この形は韓国で昨年あたりから、ずいぶん研究されていたようですが、日本ではこの対局で初めて試されました。白1切り込みは、あとの変化を見るとわかるように、隅の黒2子を頑張って取ろうという、地にからい発想です。この白1に対する応手は黒CかDの抱えしか考えられません。
【1図】 実戦はC、つまり黒1を選びました。黒3の切りには白4、6とはうしかないところ。これで隅は一応取れているのですが、黒15の抑えが利いては黒が厚く満足の分かれでしょう。
だから、私は白10では15とさらにもう一本はって黒の伸びと換わるべきだと思う。それから白10の抜きに回って、今度は隅の黒地が大きいと判断します。
ただ、これは見解が分かれるところで、序盤から二線を何本もはうようではつらい、というプロも多いんです。
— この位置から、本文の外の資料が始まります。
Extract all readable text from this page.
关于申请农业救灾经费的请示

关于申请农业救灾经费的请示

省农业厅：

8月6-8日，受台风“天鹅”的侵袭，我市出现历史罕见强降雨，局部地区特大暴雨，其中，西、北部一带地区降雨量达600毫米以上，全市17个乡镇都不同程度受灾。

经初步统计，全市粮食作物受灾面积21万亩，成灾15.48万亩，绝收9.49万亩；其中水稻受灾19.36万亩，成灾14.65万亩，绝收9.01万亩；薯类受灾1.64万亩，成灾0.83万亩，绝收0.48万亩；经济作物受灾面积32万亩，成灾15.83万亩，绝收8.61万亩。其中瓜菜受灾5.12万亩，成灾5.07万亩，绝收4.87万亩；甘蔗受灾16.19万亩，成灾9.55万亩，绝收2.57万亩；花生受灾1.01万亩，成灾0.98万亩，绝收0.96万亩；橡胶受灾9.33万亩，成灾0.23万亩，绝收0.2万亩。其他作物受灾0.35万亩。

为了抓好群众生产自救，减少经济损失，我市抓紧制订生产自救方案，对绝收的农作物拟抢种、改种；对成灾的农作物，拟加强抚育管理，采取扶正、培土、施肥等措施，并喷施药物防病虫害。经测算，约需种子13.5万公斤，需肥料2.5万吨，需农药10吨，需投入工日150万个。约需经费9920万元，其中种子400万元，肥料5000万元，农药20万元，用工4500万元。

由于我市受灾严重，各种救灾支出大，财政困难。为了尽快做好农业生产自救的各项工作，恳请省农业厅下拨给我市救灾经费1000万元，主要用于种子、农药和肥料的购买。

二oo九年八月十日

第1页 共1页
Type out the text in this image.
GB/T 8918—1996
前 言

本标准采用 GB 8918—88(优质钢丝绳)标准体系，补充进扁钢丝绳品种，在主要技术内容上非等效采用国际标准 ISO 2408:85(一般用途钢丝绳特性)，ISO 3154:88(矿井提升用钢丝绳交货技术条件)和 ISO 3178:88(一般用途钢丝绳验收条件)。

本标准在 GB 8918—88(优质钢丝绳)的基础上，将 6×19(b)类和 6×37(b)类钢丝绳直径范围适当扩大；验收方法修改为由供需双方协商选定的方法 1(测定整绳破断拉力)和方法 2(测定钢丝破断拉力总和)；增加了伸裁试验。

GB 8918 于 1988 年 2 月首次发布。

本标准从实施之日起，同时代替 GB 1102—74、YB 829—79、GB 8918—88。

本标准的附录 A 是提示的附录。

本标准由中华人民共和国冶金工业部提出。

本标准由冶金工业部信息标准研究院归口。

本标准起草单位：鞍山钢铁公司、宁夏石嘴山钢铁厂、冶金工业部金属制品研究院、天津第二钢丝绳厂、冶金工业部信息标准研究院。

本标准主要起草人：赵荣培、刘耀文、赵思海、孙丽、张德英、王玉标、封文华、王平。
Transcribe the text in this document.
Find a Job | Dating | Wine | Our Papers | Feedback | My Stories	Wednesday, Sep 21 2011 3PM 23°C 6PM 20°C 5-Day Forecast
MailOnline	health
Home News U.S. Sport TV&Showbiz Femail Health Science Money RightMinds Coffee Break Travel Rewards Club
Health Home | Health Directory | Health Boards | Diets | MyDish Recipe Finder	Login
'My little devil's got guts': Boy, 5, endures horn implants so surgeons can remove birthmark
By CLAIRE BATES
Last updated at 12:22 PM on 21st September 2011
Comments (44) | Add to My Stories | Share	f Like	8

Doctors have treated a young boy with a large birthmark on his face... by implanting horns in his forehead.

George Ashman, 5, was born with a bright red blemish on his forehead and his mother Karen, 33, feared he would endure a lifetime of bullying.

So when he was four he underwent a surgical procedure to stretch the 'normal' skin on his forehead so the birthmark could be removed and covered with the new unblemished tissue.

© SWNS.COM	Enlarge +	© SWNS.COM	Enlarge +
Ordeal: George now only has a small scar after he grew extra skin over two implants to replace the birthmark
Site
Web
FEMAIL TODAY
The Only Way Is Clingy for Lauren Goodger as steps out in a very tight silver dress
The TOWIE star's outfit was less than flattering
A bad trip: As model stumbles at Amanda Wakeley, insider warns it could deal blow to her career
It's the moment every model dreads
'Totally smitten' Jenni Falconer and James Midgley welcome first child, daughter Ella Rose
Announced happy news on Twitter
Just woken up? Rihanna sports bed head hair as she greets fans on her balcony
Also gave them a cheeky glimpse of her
そのように考える人は白8で10と抜き、黒8に白11と隅に手を戻すくらい。
【2図】 次に、テーマ図の黒Dを見ていきましょう。黒1の抱えですが、これは白2と2子を取る。黒3の抜きには白4と取りきっておくところ。
やはり黒5の切りに、今度は白6から8と抑え込みます。黒11は左辺の3子を捨てる意図。黒17までで一段落。黒からaで利かすかbあたりで利かすかは、後の展開しだい。黒は厚みで打てるし、白も実利を得て、互角の分かれでしょう。2図のあと、すぐに白a、黒c、白dと切って戦いを挑んだプロの実戦例もありますが、それは黒が戦えるでしょうね。